Doctors without Borders discusses their experience
The focus of the second session of the symposium was discussion of the book: Humanitarian Negotiations Revealed, which narrates the experiences of Doctors without Borders. The story of the organisation’s humanitarian action in war and conflict zones is one of endless harassment and political pressure. The book, co-authored by three researchers, reveals the dangers inherent to negotiating access to crisis ridden areas in a deeply thoughtful manner that explains how "concessions" become legitimate when carried out in the name of humanitarian work.
The book, with its 321 pages, takes the reader along the rugged paths of humanitarian work to show that complex negotiations and worrying compromises required for the success of such negotiations is what enables access to the helpless victims in the midst of armed conflict and health crises.

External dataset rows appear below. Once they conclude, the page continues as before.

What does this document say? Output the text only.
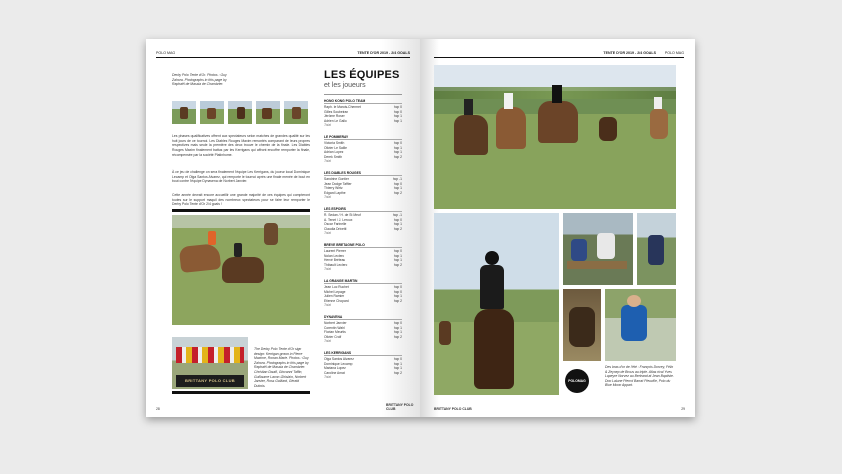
POLO MAG	TENTE D'OR 2019 - 2/4 GOALS
Derby Polo Tente d'Or. Photos : Guy Zahora. Photographs in this page by Raphaël de Massia de Chambrier.
Les phases qualificatives offrent aux spectateurs selon matches de grandes qualité sur les huit jours de ce tournoi. Les Diables Rouges Maxim remontés comparant de leurs propres respectives mais seule la première des deux trouve le chemin de la finale. Les Diables Rouges Maxim finalement battus par les Kerrigans qui affront encoffre remporter la finale, récompensée par la société Platinhome.
À ce jeu de challenge on sera finalement l'équipe Les Kerrigans, du joueur local Dominique Lecamp et Olga Santos Alvarez, qui remporte le tournoi après une finale menée de bout en bout contre l'équipe Dynavena de Norbert Janvier.
Cette année devrait encore accueillir une grande majorité de ces équipes qui compteront toutes sur le support maquil des nombreux spectateurs pour se faire leur remporter le Derby Polo Tente d'Or 2/4 goals !
BRITTANY POLO CLUB
The Derby Polo Tente d'Or sign design: Kerrigan grown in Pierre Maxime, Ronan Marie. Photos : Guy Zahora. Photographs in this page by Raphaël de Massia de Chambrier. Christian Dautil, Giovanni Taffin, Guillaume Lacon-Ghislain, Norbert Janvier, Ross Galliard, Gérald Dubois.
LES ÉQUIPES
et les joueurs
HONG KONG POLO TEAM
Raph. le Marois-Chermet	hcp 0
Gilles Soubeiran	hcp 0
Jérôme Roser	hcp 1
Adrien Le Gallo	hcp 1
Total
LE POMMERAY
Victoria Smith	hcp 0
Olivier Le Saille	hcp 1
Adrian Lopez	hcp 1
Derek Smith	hcp 2
Total
LES DIABLES ROUGES
Sandrine Gontier	hcp -1
Jean Dodge Taffier	hcp 0
Thierry Wirtz	hcp 1
Edgard Lapthe	hcp 2
Total
LES ESPOIRS
R. Sedan / H. de St Meuf	hcp -1
A. Tenet / J. Leroux	hcp 0
Oscar Farinelle	hcp 1
Claudia Drivetti	hcp 2
Total
BREVE BRETAGNE POLO
Laurent Pierrer	hcp 0
Nolan Leclerc	hcp 1
Hervé Bréteau	hcp 1
Thibault Leclerc	hcp 2
Total
LA GRANGE MARTIN
Jean Luc Ruchet	hcp 0
Michel Lepage	hcp 0
Julien Ramier	hcp 1
Etienne Chopard	hcp 2
Total
DYNAVENA
Norbert Janvier	hcp 0
Corentin Wahl	hcp 1
Florian Meurtis	hcp 1
Olivier Crolf	hcp 2
Total
LES KERRIGANS
Olga Santos Alvarez	hcp 0
Dominique Lecamp	hcp 1
Mariana Lopez	hcp 1
Caroline Amat	hcp 2
Total
28
BRITTANY POLO CLUB
TENTE D'OR 2019 - 2/4 GOALS POLO MAG
POLOMAG
Des bras d'or de l'été : François Dorvey, Félix & Zeynep de Brous au triple. Atlas rival Yves Lapeyre Norvez au Bertrand at Jean Baptiste. Doo Lalune Pierrol Barrat Pieuville, Polo du Blue Moon Appart.
BRITTANY POLO CLUB	29
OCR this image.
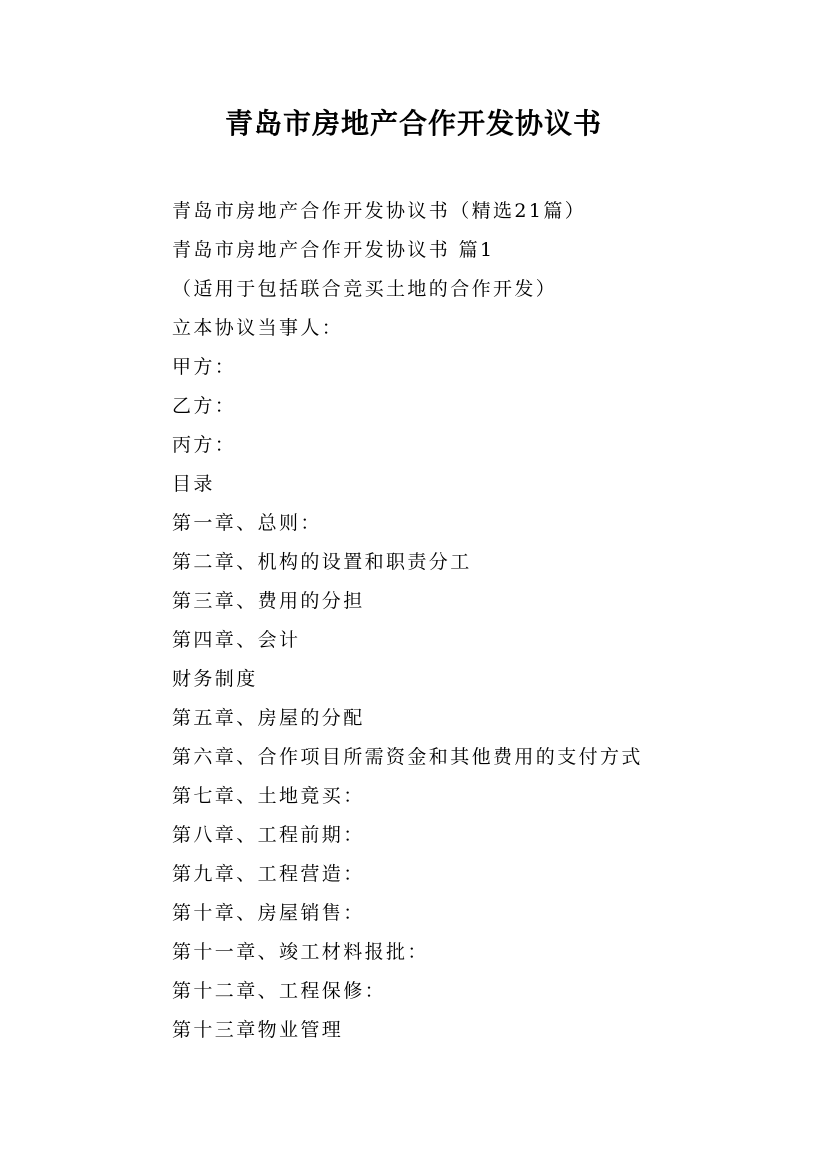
青岛市房地产合作开发协议书
青岛市房地产合作开发协议书（精选21篇）
青岛市房地产合作开发协议书 篇1
（适用于包括联合竞买土地的合作开发）
立本协议当事人：
甲方：
乙方：
丙方：
目录
第一章、总则：
第二章、机构的设置和职责分工
第三章、费用的分担
第四章、会计
财务制度
第五章、房屋的分配
第六章、合作项目所需资金和其他费用的支付方式
第七章、土地竟买：
第八章、工程前期：
第九章、工程营造：
第十章、房屋销售：
第十一章、竣工材料报批：
第十二章、工程保修：
第十三章物业管理
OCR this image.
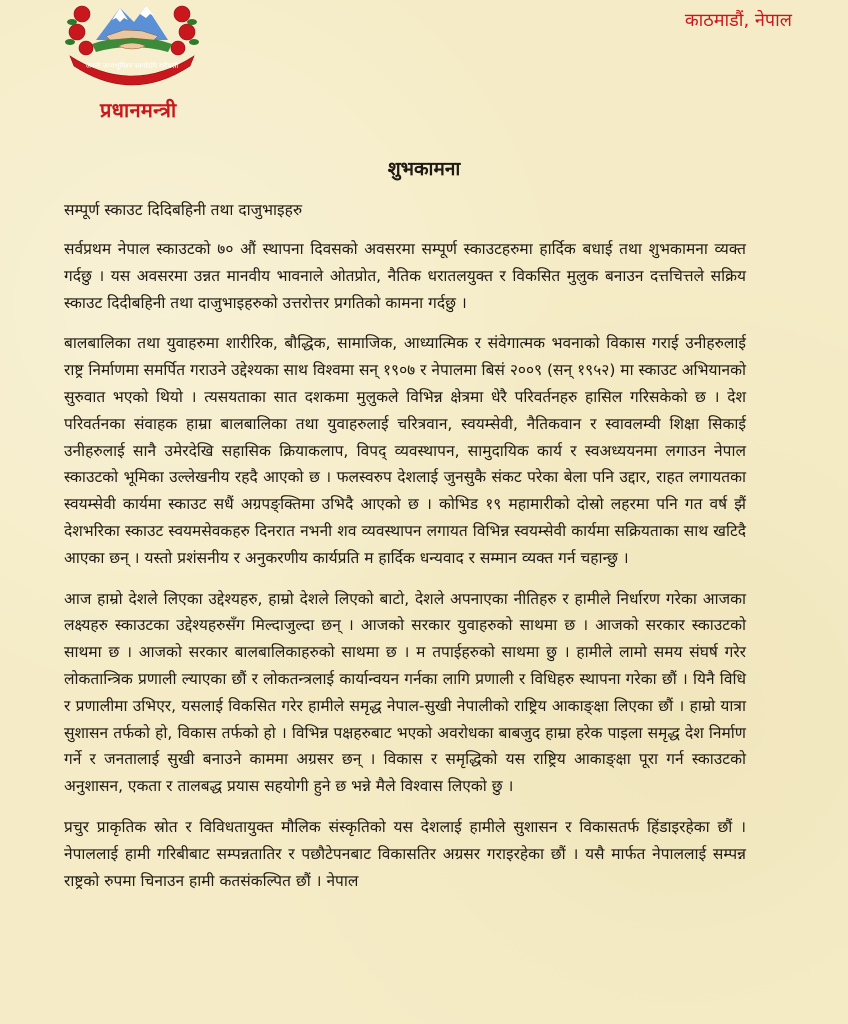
जननी जन्मभूमिश्च स्वर्गादपि गरीयसी
प्रधानमन्त्री
काठमाडौं, नेपाल
शुभकामना
सम्पूर्ण स्काउट दिदिबहिनी तथा दाजुभाइहरु

सर्वप्रथम नेपाल स्काउटको ७० औं स्थापना दिवसको अवसरमा सम्पूर्ण स्काउटहरुमा हार्दिक बधाई तथा शुभकामना व्यक्त गर्दछु । यस अवसरमा उन्नत मानवीय भावनाले ओतप्रोत, नैतिक धरातलयुक्त र विकसित मुलुक बनाउन दत्तचित्तले सक्रिय स्काउट दिदीबहिनी तथा दाजुभाइहरुको उत्तरोत्तर प्रगतिको कामना गर्दछु ।

बालबालिका तथा युवाहरुमा शारीरिक, बौद्धिक, सामाजिक, आध्यात्मिक र संवेगात्मक भवनाको विकास गराई उनीहरुलाई राष्ट्र निर्माणमा समर्पित गराउने उद्देश्यका साथ विश्वमा सन् १९०७ र नेपालमा बिसं २००९ (सन् १९५२) मा स्काउट अभियानको सुरुवात भएको थियो । त्यसयताका सात दशकमा मुलुकले विभिन्न क्षेत्रमा धेरै परिवर्तनहरु हासिल गरिसकेको छ । देश परिवर्तनका संवाहक हाम्रा बालबालिका तथा युवाहरुलाई चरित्रवान, स्वयम्सेवी, नैतिकवान र स्वावलम्वी शिक्षा सिकाई उनीहरुलाई सानै उमेरदेखि सहासिक क्रियाकलाप, विपद् व्यवस्थापन, सामुदायिक कार्य र स्वअध्ययनमा लगाउन नेपाल स्काउटको भूमिका उल्लेखनीय रहदै आएको छ । फलस्वरुप देशलाई जुनसुकै संकट परेका बेला पनि उद्दार, राहत लगायतका स्वयम्सेवी कार्यमा स्काउट सधैं अग्रपङ्क्तिमा उभिदै आएको छ । कोभिड १९ महामारीको दोस्रो लहरमा पनि गत वर्ष झैं देशभरिका स्काउट स्वयमसेवकहरु दिनरात नभनी शव व्यवस्थापन लगायत विभिन्न स्वयम्सेवी कार्यमा सक्रियताका साथ खटिदै आएका छन् । यस्तो प्रशंसनीय र अनुकरणीय कार्यप्रति म हार्दिक धन्यवाद र सम्मान व्यक्त गर्न चहान्छु ।

आज हाम्रो देशले लिएका उद्देश्यहरु, हाम्रो देशले लिएको बाटो, देशले अपनाएका नीतिहरु र हामीले निर्धारण गरेका आजका लक्ष्यहरु स्काउटका उद्देश्यहरुसँग मिल्दाजुल्दा छन् । आजको सरकार युवाहरुको साथमा छ । आजको सरकार स्काउटको साथमा छ । आजको सरकार बालबालिकाहरुको साथमा छ । म तपाईहरुको साथमा छु । हामीले लामो समय संघर्ष गरेर लोकतान्त्रिक प्रणाली ल्याएका छौं र लोकतन्त्रलाई कार्यान्वयन गर्नका लागि प्रणाली र विधिहरु स्थापना गरेका छौं । यिनै विधि र प्रणालीमा उभिएर, यसलाई विकसित गरेर हामीले समृद्ध नेपाल-सुखी नेपालीको राष्ट्रिय आकाङ्क्षा लिएका छौं । हाम्रो यात्रा सुशासन तर्फको हो, विकास तर्फको हो । विभिन्न पक्षहरुबाट भएको अवरोधका बाबजुद हाम्रा हरेक पाइला समृद्ध देश निर्माण गर्ने र जनतालाई सुखी बनाउने काममा अग्रसर छन् । विकास र समृद्धिको यस राष्ट्रिय आकाङ्क्षा पूरा गर्न स्काउटको अनुशासन, एकता र तालबद्ध प्रयास सहयोगी हुने छ भन्ने मैले विश्वास लिएको छु ।

प्रचुर प्राकृतिक स्रोत र विविधतायुक्त मौलिक संस्कृतिको यस देशलाई हामीले सुशासन र विकासतर्फ हिंडाइरहेका छौं । नेपाललाई हामी गरिबीबाट सम्पन्नतातिर र पछौटेपनबाट विकासतिर अग्रसर गराइरहेका छौं । यसै मार्फत नेपाललाई सम्पन्न राष्ट्रको रुपमा चिनाउन हामी कतसंकल्पित छौं । नेपाल
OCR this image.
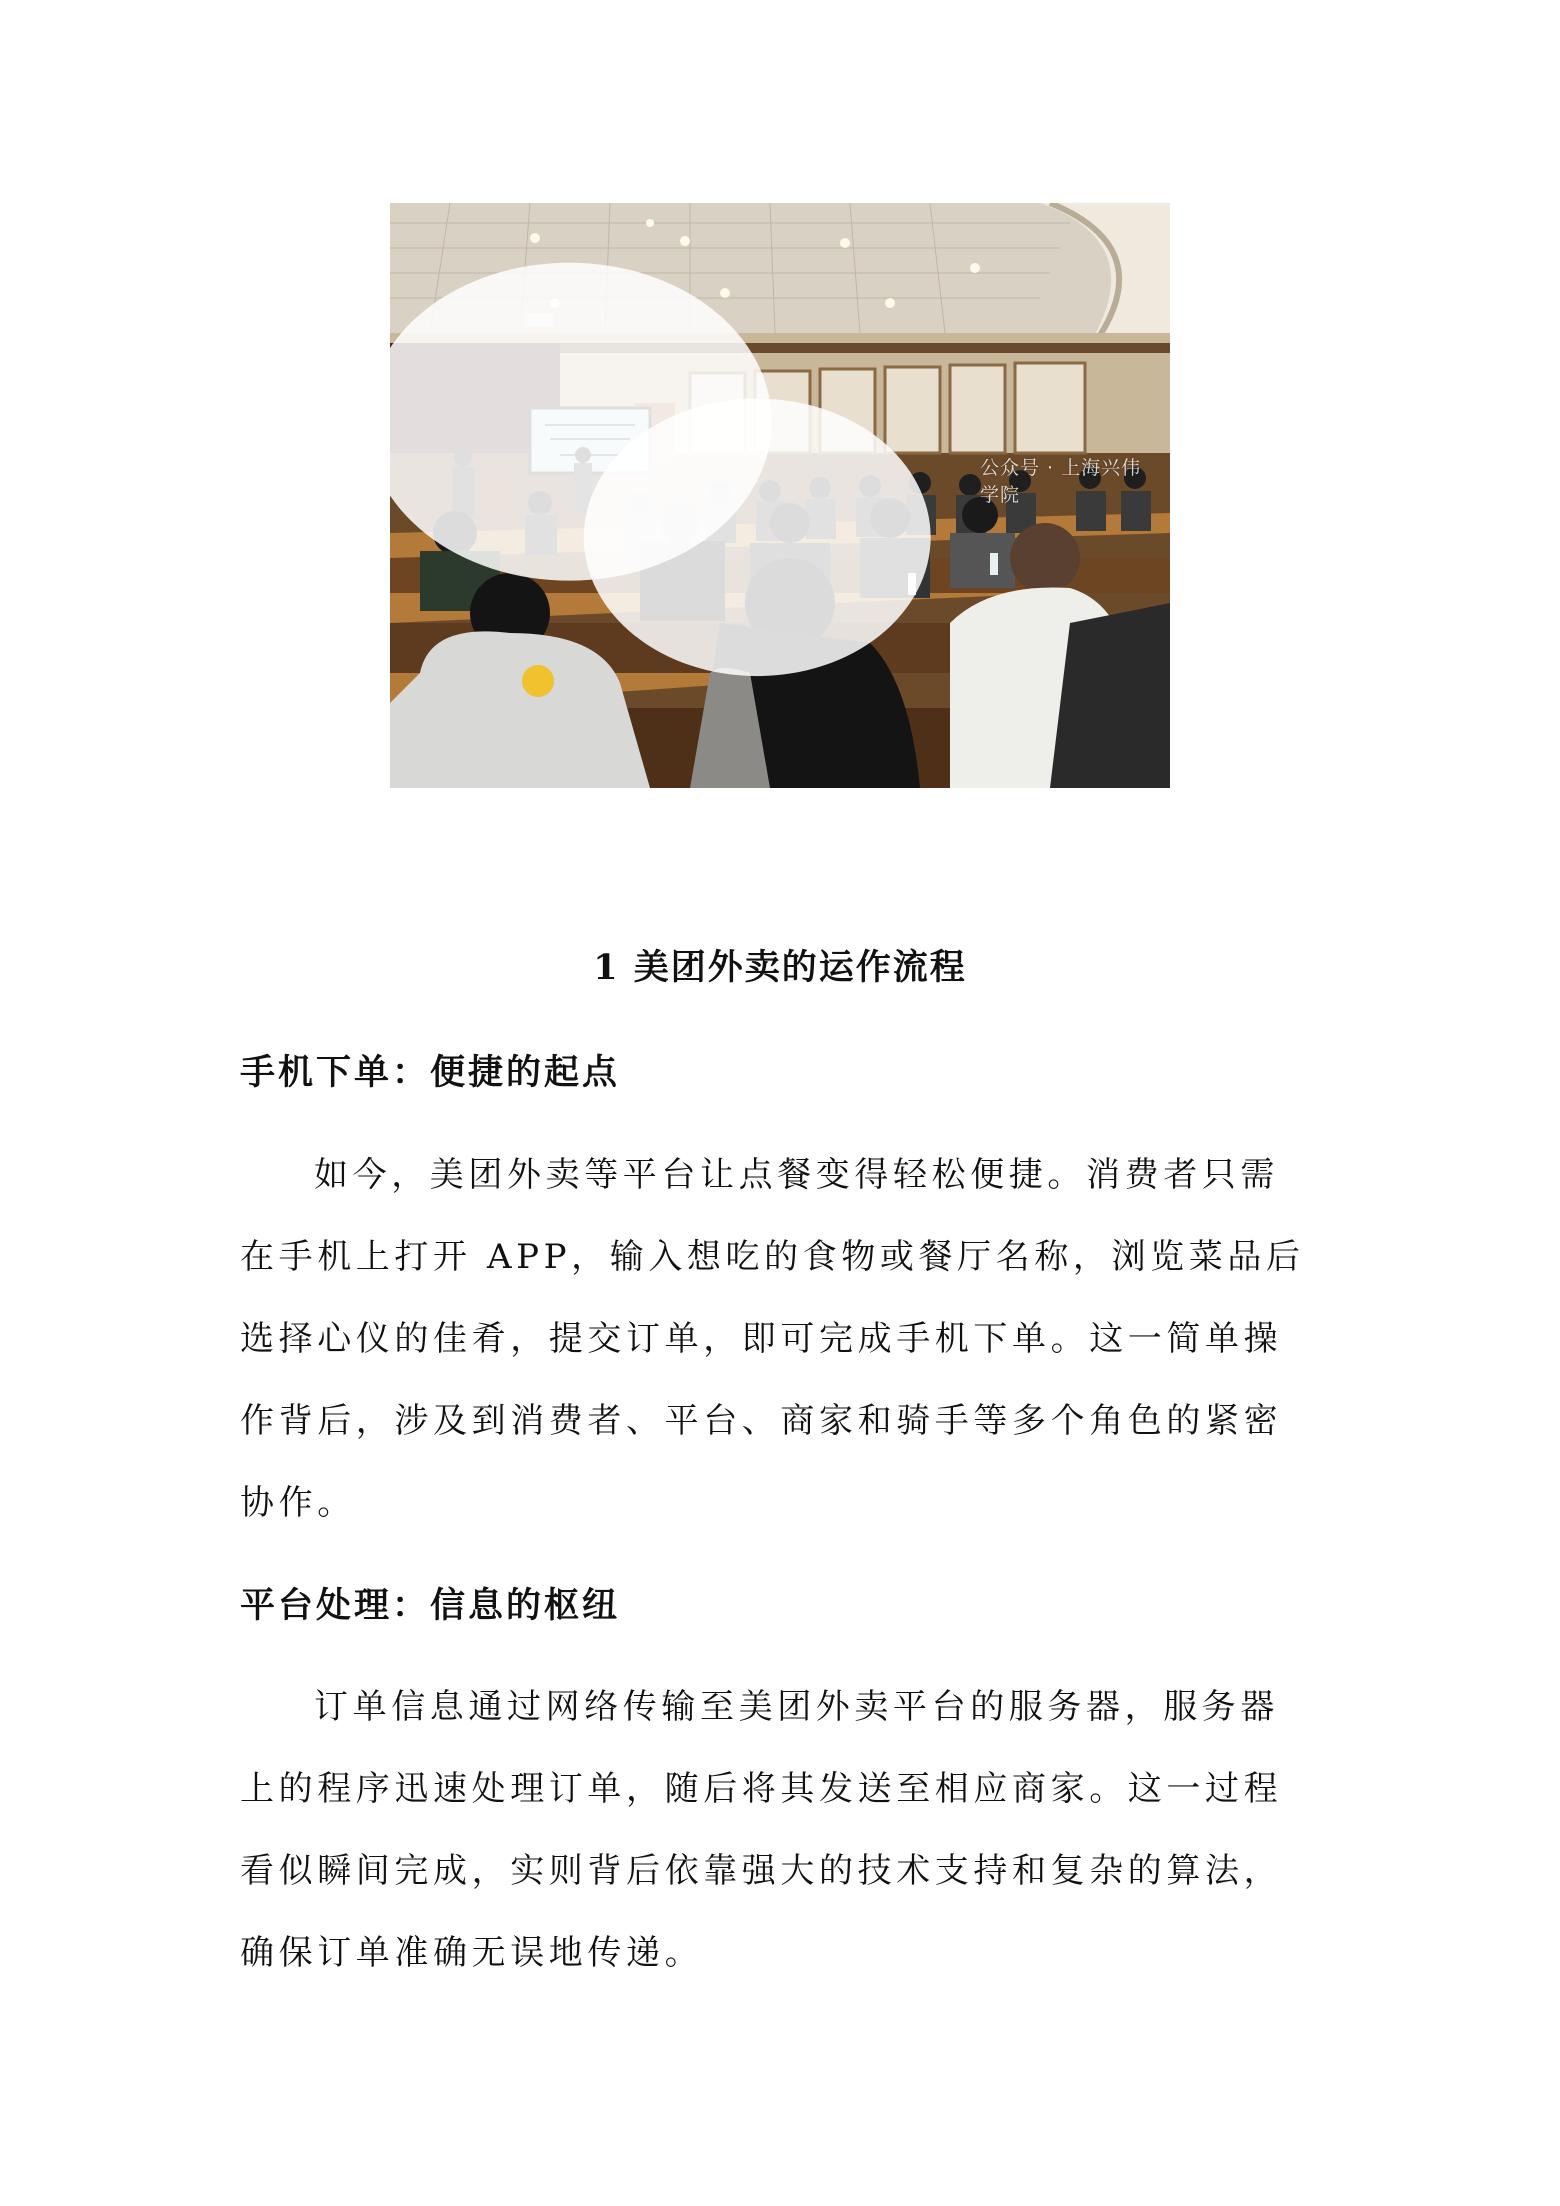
公众号 · 上海兴伟学院
1 美团外卖的运作流程
手机下单：便捷的起点

如今，美团外卖等平台让点餐变得轻松便捷。消费者只需
在手机上打开 APP，输入想吃的食物或餐厅名称，浏览菜品后
选择心仪的佳肴，提交订单，即可完成手机下单。这一简单操
作背后，涉及到消费者、平台、商家和骑手等多个角色的紧密
协作。

平台处理：信息的枢纽

订单信息通过网络传输至美团外卖平台的服务器，服务器
上的程序迅速处理订单，随后将其发送至相应商家。这一过程
看似瞬间完成，实则背后依靠强大的技术支持和复杂的算法，
确保订单准确无误地传递。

The concept of independence occupies an important place in the book and the debates it contains. The idea of promoting independence and self-criticism in the organisation’s decision-making processes is a major theme. The book also discusses the organisation's experiences in twelve countries: Afghanistan, Ethiopia, France, the Gaza Strip, India, Myanmar, Nigeria, Pakistan, Somalia, South Africa, Sri Lanka, and Yemen. These are essentially case studies, followed by articles organised by topic that examine the delicate and fragile balance between standing by the foundational principles of the Doctors without Borders organisation which are based on independence, neutrality, impartiality and speaking out publicly on the one hand, and the actual facts and practical realities relating to the provision of humanitarian assistance in complex and dangerous political environments on the other.
Towards cooperation between the media and humanitarian action
The thinking in the prospects for humanitarian action and its relationship to the political and dealing with security and military problems requires a humanitarian social philosophy that expresses and explains humanitarian action and its context, and seeks to separate between humanitarian action and politics.
There is no doubt that the media, and the Al Jazeera Network at the forefront, has a key role to play in enabling such a philosophy and in coordination with the actors in the field of humanitarian action so that humanitarian organisations are not continually accused of carrying out, particularly Western, political agendas, and so that such accusations do not have a negative effect on these organisations’ ability to contribute and deliver aid to the needy. It is also certain that the media's role in raising awareness about humanitarian issues is particularly helpful for the work of humanitarian organisations.
The use of the various social networking media will have an important role to play in supporting the efforts of humanitarian, and for raising and debating the questions raised about the intersection of the political and the humanitarian. The ongoing debate about the ethical and professional dilemmas posed by the overlap between humanitarian action and politics is the way to provide answers that suit the humanitarian and political conditions that prevail in the Arab region and the world as a whole.